Norway has a set of policies to reduce greenhouse gas emissions from transport, including policy incentives to increase the use of biofuel – such as a volume blending mandate for road transport rising to 20 percent in 2020 and a road tax exemption for biofuel supplied above the volume blending mandate threshold. An unintended consequence of these policies has been that almost half of all biofuels consumed in Norway in 2017 were based on palm oil. The Norwegian government acknowledges that the demand for palm oil for fuel results in deforestation, due to indirect land use change effects.
The EU earlier this year agreed to phase out the use biofuels with high indirect land use change risk by 2030, and Norway’s decision goes far beyond this, as the Norwegian parliament requests that the measures be effected from January 1, 2020.

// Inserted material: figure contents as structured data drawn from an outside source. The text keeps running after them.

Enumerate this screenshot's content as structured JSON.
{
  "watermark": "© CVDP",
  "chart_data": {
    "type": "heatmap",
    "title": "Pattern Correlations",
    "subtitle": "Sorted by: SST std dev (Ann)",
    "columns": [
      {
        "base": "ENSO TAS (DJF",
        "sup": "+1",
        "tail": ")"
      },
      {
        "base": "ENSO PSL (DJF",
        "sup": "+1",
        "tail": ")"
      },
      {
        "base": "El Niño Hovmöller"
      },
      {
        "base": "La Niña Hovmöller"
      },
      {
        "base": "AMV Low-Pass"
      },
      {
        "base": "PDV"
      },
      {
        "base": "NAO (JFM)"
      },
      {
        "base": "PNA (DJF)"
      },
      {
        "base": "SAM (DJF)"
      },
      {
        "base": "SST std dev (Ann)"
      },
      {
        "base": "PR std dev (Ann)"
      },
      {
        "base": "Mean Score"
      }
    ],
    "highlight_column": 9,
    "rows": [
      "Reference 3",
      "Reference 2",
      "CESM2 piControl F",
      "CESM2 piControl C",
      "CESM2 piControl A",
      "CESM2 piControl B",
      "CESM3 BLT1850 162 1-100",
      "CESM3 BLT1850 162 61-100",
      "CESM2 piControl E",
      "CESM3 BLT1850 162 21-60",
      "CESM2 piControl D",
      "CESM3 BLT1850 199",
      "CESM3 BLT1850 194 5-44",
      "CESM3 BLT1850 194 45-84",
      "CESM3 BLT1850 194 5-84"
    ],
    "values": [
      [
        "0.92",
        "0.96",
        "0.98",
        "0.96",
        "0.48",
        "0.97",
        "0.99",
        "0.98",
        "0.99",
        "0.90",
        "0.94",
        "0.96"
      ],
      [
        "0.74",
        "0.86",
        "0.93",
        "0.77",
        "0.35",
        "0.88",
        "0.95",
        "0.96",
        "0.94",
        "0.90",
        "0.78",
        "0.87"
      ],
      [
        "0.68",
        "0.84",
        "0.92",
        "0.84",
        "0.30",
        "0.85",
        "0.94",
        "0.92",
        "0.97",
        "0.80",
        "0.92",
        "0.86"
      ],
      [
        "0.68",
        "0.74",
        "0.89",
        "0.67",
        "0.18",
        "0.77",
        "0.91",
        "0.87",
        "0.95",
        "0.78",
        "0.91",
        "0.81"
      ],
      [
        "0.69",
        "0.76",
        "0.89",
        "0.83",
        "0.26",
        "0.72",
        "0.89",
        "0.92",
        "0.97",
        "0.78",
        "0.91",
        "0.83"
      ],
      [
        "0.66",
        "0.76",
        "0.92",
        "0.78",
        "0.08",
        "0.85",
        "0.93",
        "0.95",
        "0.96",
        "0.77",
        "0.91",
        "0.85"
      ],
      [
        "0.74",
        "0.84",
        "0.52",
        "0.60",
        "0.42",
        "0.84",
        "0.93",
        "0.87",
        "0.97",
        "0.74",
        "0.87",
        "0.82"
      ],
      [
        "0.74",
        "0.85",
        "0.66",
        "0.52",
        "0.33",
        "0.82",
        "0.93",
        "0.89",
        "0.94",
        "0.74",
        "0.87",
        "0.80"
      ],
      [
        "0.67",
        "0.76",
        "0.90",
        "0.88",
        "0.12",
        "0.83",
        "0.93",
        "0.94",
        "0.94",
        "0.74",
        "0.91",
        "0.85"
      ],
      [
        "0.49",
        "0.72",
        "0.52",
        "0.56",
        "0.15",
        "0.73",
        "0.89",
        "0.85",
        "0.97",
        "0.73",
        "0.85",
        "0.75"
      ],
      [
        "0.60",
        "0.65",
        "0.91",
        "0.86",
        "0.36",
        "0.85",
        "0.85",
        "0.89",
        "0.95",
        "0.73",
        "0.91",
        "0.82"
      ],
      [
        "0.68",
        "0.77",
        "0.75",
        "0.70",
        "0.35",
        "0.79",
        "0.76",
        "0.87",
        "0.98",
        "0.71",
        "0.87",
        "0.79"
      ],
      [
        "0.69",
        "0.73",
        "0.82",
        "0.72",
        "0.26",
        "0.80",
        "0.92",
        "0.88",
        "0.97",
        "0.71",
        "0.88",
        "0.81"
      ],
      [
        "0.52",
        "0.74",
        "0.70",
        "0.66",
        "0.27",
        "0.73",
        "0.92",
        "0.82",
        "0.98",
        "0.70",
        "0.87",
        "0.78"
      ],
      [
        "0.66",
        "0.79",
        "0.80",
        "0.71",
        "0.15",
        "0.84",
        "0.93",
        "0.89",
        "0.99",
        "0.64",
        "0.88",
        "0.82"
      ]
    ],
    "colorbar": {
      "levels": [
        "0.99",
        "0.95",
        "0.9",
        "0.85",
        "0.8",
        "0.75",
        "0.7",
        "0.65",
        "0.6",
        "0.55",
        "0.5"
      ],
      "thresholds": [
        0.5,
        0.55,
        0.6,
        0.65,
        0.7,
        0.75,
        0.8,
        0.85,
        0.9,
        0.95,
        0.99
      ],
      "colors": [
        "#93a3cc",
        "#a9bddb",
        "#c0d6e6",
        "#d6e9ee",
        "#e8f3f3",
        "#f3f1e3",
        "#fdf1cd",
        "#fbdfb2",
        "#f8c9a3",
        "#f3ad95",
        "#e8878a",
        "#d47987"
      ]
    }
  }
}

 “The Norwegian parliament’s decision sets an important example to other countries and underlines the need for a serious reform of the world’s palm oil industry,” says Nils Hermann Ranum of Rainforest Foundation Norway.
Europe has seen an aggressive growth in demand for palm oil, stimulated by policies to increase the consumption of renewable energy in transportation.
The increase in demand in Europe has in turn driven the expansion of oil palm plantations in Indonesia and Malaysia, at the expense of carbon and biodiversity-rich rainforests and peatlands.